- Tibor Navracsics, então ministro de Administração Pública e Desenvolvimento Regional, está prestes a deixar o cargo para ceder lugar a Péter Magyar; ele defende o orbitanismo, mas admite falhas na estratégia eleitoral e na confrontação com a UE.
- Segundo ele, a derrota eleitoral veio possivelmente pela estratégia equivocada, com fatores como cansaço de 16 anos no governo e casos de corrupção que não ajudam a imagem do governo.
- Navracsics afirma que rotular Fidesz como antieuropeu é simplista, mas reconhece que as relações com a União Europeia ficaram muito conflituosas.
- Sobre as investigações de corrupção, diz que é uma pergunta para o próximo governo, e que, se houver evidências, serão apresentadas dentro do Estado de direito.
- O político comenta que Péter Magyar é conservador, com posições firmes sobre migração e minorias, e que a nova ministra de Relações Exteriores, Anita Orbán, tende a buscar menos conflitos com instituições europeias, enquanto as questões com a Rússia permanecem menos claras.
Tibor Navracsics, ex-ministro húngaro e atual titular de Administração Pública e Desenvolvimento Regional, defende o modelo político de Orbán, mas admite erros na estratégia eleitoral e na confrontação com a UE. Em entrevista ao EL PAÍS, ele afirma que a vitória da oposição com certa margem não torna o país antidemocrático.
Navracsics relembra que esteve em cargos-chave: Exteriores, Justiça e comissário europeu. A saída prevista para Péter Magyar e o novo desenho de governo são citados como parte de uma transição que mantém o suporte ao governo atual, com ajustes necessários na abordagem externa. Ele reconhece desgaste político após 16 anos no poder.
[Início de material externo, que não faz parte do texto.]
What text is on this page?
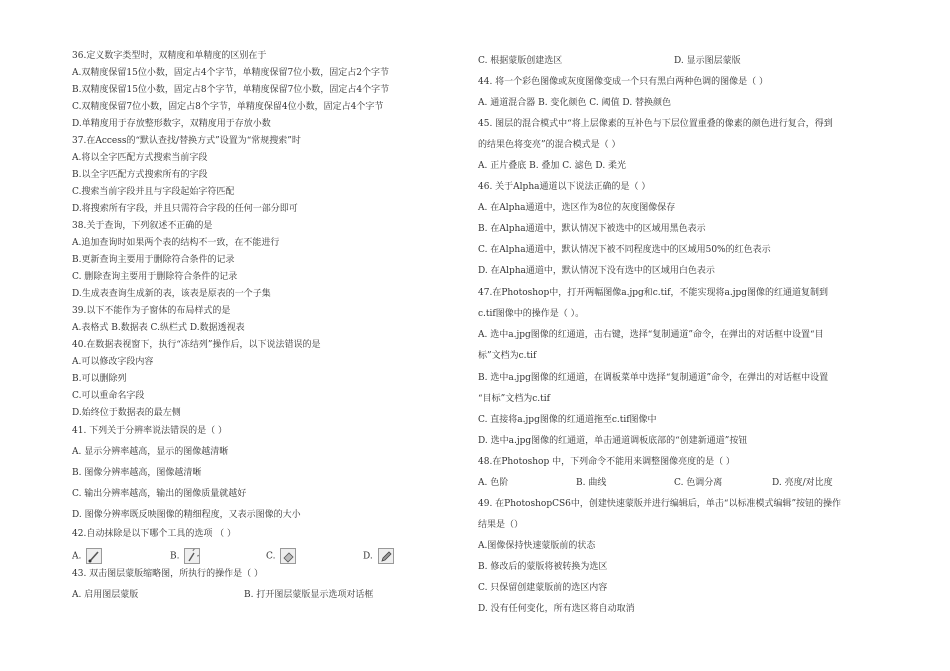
36.定义数字类型时，双精度和单精度的区别在于
A.双精度保留15位小数，固定占4个字节，单精度保留7位小数，固定占2个字节
B.双精度保留15位小数，固定占8个字节，单精度保留7位小数，固定占4个字节
C.双精度保留7位小数，固定占8个字节，单精度保留4位小数，固定占4个字节
D.单精度用于存放整形数字，双精度用于存放小数
37.在Access的“默认查找/替换方式”设置为“常规搜索”时
A.将以全字匹配方式搜索当前字段
B.以全字匹配方式搜索所有的字段
C.搜索当前字段并且与字段起始字符匹配
D.将搜索所有字段，并且只需符合字段的任何一部分即可
38.关于查询，下列叙述不正确的是
A.追加查询时如果两个表的结构不一致，在不能进行
B.更新查询主要用于删除符合条件的记录
C. 删除查询主要用于删除符合条件的记录
D.生成表查询生成新的表，该表是原表的一个子集
39.以下不能作为子窗体的布局样式的是
A.表格式 B.数据表 C.纵栏式 D.数据透视表
40.在数据表视窗下，执行“冻结列”操作后，以下说法错误的是
A.可以修改字段内容
B.可以删除列
C.可以重命名字段
D.始终位于数据表的最左侧
41. 下列关于分辨率说法错误的是（ ）
A. 显示分辨率越高，显示的图像越清晰
B. 图像分辨率越高，图像越清晰
C. 输出分辨率越高，输出的图像质量就越好
D. 图像分辨率既反映图像的精细程度，又表示图像的大小
42.自动抹除是以下哪个工具的选项 （ ）
A.	B.	C.	D.
43. 双击图层蒙版缩略图，所执行的操作是（ ）
A. 启用图层蒙版	B. 打开图层蒙版显示选项对话框
C. 根据蒙版创建选区	D. 显示图层蒙版
44. 将一个彩色图像或灰度图像变成一个只有黑白两种色调的图像是（ ）
A. 通道混合器 B. 变化颜色 C. 阈值 D. 替换颜色
45. 图层的混合模式中“将上层像素的互补色与下层位置重叠的像素的颜色进行复合，得到
的结果色将变亮”的混合模式是（ ）
A. 正片叠底 B. 叠加 C. 滤色 D. 柔光
46. 关于Alpha通道以下说法正确的是（ ）
A. 在Alpha通道中，选区作为8位的灰度图像保存
B. 在Alpha通道中，默认情况下被选中的区域用黑色表示
C. 在Alpha通道中，默认情况下被不同程度选中的区域用50%的红色表示
D. 在Alpha通道中，默认情况下没有选中的区域用白色表示
47.在Photoshop中，打开两幅图像a.jpg和c.tif，不能实现将a.jpg图像的红通道复制到
c.tif图像中的操作是（ ）。
A. 选中a.jpg图像的红通道，击右键，选择“复制通道”命令，在弹出的对话框中设置“目
标”文档为c.tif
B. 选中a.jpg图像的红通道，在调板菜单中选择“复制通道”命令，在弹出的对话框中设置
“目标”文档为c.tif
C. 直接将a.jpg图像的红通道拖至c.tif图像中
D. 选中a.jpg图像的红通道，单击通道调板底部的“创建新通道”按钮
48.在Photoshop 中，下列命令不能用来调整图像亮度的是（ ）
A. 色阶	B. 曲线	C. 色调分离	D. 亮度/对比度
49. 在PhotoshopCS6中，创建快速蒙版并进行编辑后，单击“以标准模式编辑”按钮的操作
结果是（）
A.图像保持快速蒙版前的状态
B. 修改后的蒙版将被转换为选区
C. 只保留创建蒙版前的选区内容
D. 没有任何变化，所有选区将自动取消
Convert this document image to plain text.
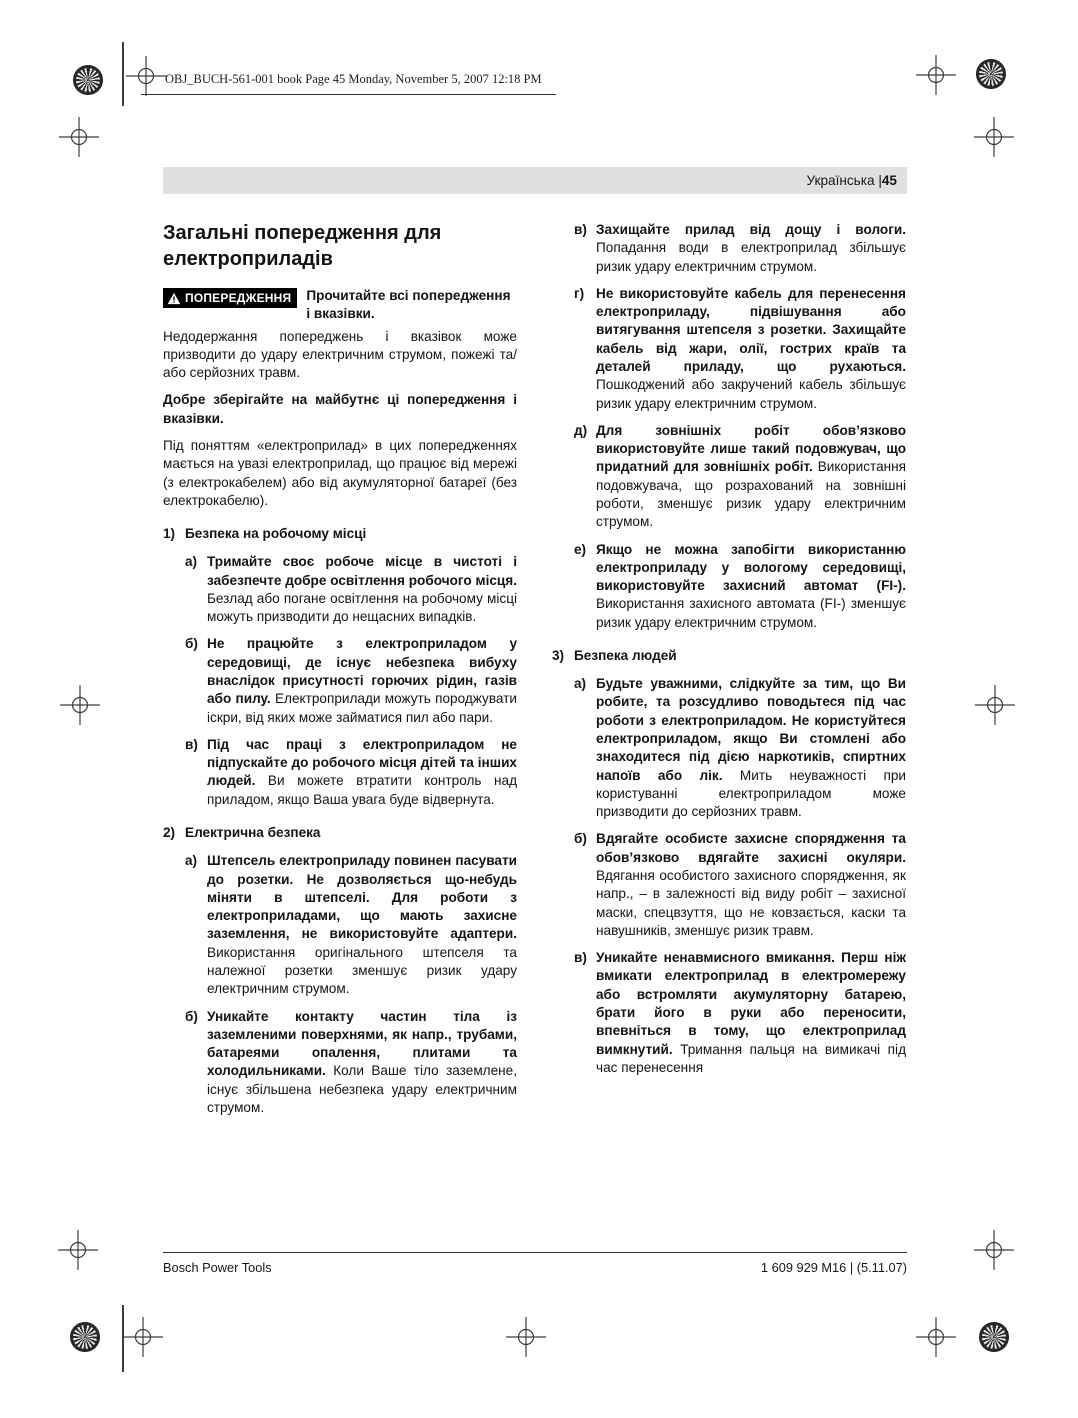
OBJ_BUCH-561-001 book Page 45 Monday, November 5, 2007 12:18 PM
Українська | 45
Загальні попередження для електроприладів
ПОПЕРЕДЖЕННЯ Прочитайте всі попередження і вказівки.

Недодержання попереджень і вказівок може призводити до удару електричним струмом, пожежі та/або серйозних травм.

Добре зберігайте на майбутнє ці попередження і вказівки.

Під поняттям «електроприлад» в цих попередженнях мається на увазі електроприлад, що працює від мережі (з електрокабелем) або від акумуляторної батареї (без електрокабелю).

1) Безпека на робочому місці
а) Тримайте своє робоче місце в чистоті і забезпечте добре освітлення робочого місця. Безлад або погане освітлення на робочому місці можуть призводити до нещасних випадків.
б) Не працюйте з електроприладом у середовищі, де існує небезпека вибуху внаслідок присутності горючих рідин, газів або пилу. Електроприлади можуть породжувати іскри, від яких може займатися пил або пари.
в) Під час праці з електроприладом не підпускайте до робочого місця дітей та інших людей. Ви можете втратити контроль над приладом, якщо Ваша увага буде відвернута.
2) Електрична безпека
а) Штепсель електроприладу повинен пасувати до розетки. Не дозволяється що-небудь міняти в штепселі. Для роботи з електроприладами, що мають захисне заземлення, не використовуйте адаптери. Використання оригінального штепселя та належної розетки зменшує ризик удару електричним струмом.
б) Уникайте контакту частин тіла із заземленими поверхнями, як напр., трубами, батареями опалення, плитами та холодильниками. Коли Ваше тіло заземлене, існує збільшена небезпека удару електричним струмом.
в) Захищайте прилад від дощу і вологи. Попадання води в електроприлад збільшує ризик удару електричним струмом.
г) Не використовуйте кабель для перенесення електроприладу, підвішування або витягування штепселя з розетки. Захищайте кабель від жари, олії, гострих країв та деталей приладу, що рухаються. Пошкоджений або закручений кабель збільшує ризик удару електричним струмом.
д) Для зовнішніх робіт обов’язково використовуйте лише такий подовжувач, що придатний для зовнішніх робіт. Використання подовжувача, що розрахований на зовнішні роботи, зменшує ризик удару електричним струмом.
е) Якщо не можна запобігти використанню електроприладу у вологому середовищі, використовуйте захисний автомат (FI-). Використання захисного автомата (FI-) зменшує ризик удару електричним струмом.
3) Безпека людей
а) Будьте уважними, слідкуйте за тим, що Ви робите, та розсудливо поводьтеся під час роботи з електроприладом. Не користуйтеся електроприладом, якщо Ви стомлені або знаходитеся під дією наркотиків, спиртних напоїв або лік. Мить неуважності при користуванні електроприладом може призводити до серйозних травм.
б) Вдягайте особисте захисне спорядження та обов’язково вдягайте захисні окуляри. Вдягання особистого захисного спорядження, як напр., – в залежності від виду робіт – захисної маски, спецвзуття, що не ковзається, каски та навушників, зменшує ризик травм.
в) Уникайте ненавмисного вмикання. Перш ніж вмикати електроприлад в електромережу або встромляти акумуляторну батарею, брати його в руки або переносити, впевніться в тому, що електроприлад вимкнутий. Тримання пальця на вимикачі під час перенесення
Bosch Power Tools	1 609 929 M16 | (5.11.07)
O ex-ministro explica que a derrota eleitoral não tem única causa: há temas internos, casos de corrupção e desgaste, além de conflitos com a União Europeia. A percepção de antagonismo com Bruxelas é reconhecida como parte do problema, mas a liderança mantém que o país busca uma relação mais estável com a UE.
Relações com a UE e estratégias futuras
Navracsics argumenta que rotular o governo de antiueuropeísta é simplista. Os cidadãos desejam pacificar as relações, embora tenham ocorrido conflitos interpretados como excessivos. Sobre possíveis investigações de corrupção, ele afirma que caberá ao próximo governo agir conforme as evidências, mantendo o Estado de direito.
O político descreve as perspectivas para o governo seguinte: desmantelar reformas legais e constitucionais, com consenso ainda aberto sobre Rússia e a relação com Ucrânia. Ele aponta que a nova ministra das Relações Exteriores, Anita Orbán, tende a reduzir atritos com instituições europeias, mas afirma ter dúvidas sobre a linha em relação a Rússia e parceiros do leste.
Sobre Péter Magyar e o futuro de Fidesz
Magyar é apresentado como conservador, com posições firmes sobre migração e minorias. Navracsics comenta que Magyar tirou vantagem de vínculos com o Estado, criou uma organização para proteger seus interesses e acabou saindo do partido, deixando dúvidas sobre seu alinhamento ideológico.
Quanto ao balanço democrático, o ex-ministro questiona a ideia de que a oposição, ao conquistar boa parte dos votos, compromete a democracia. Ele afirma que é improvável imaginar um país onde a oposição atinja maioria tão expressiva e ainda assim seja considerado antidemocrático.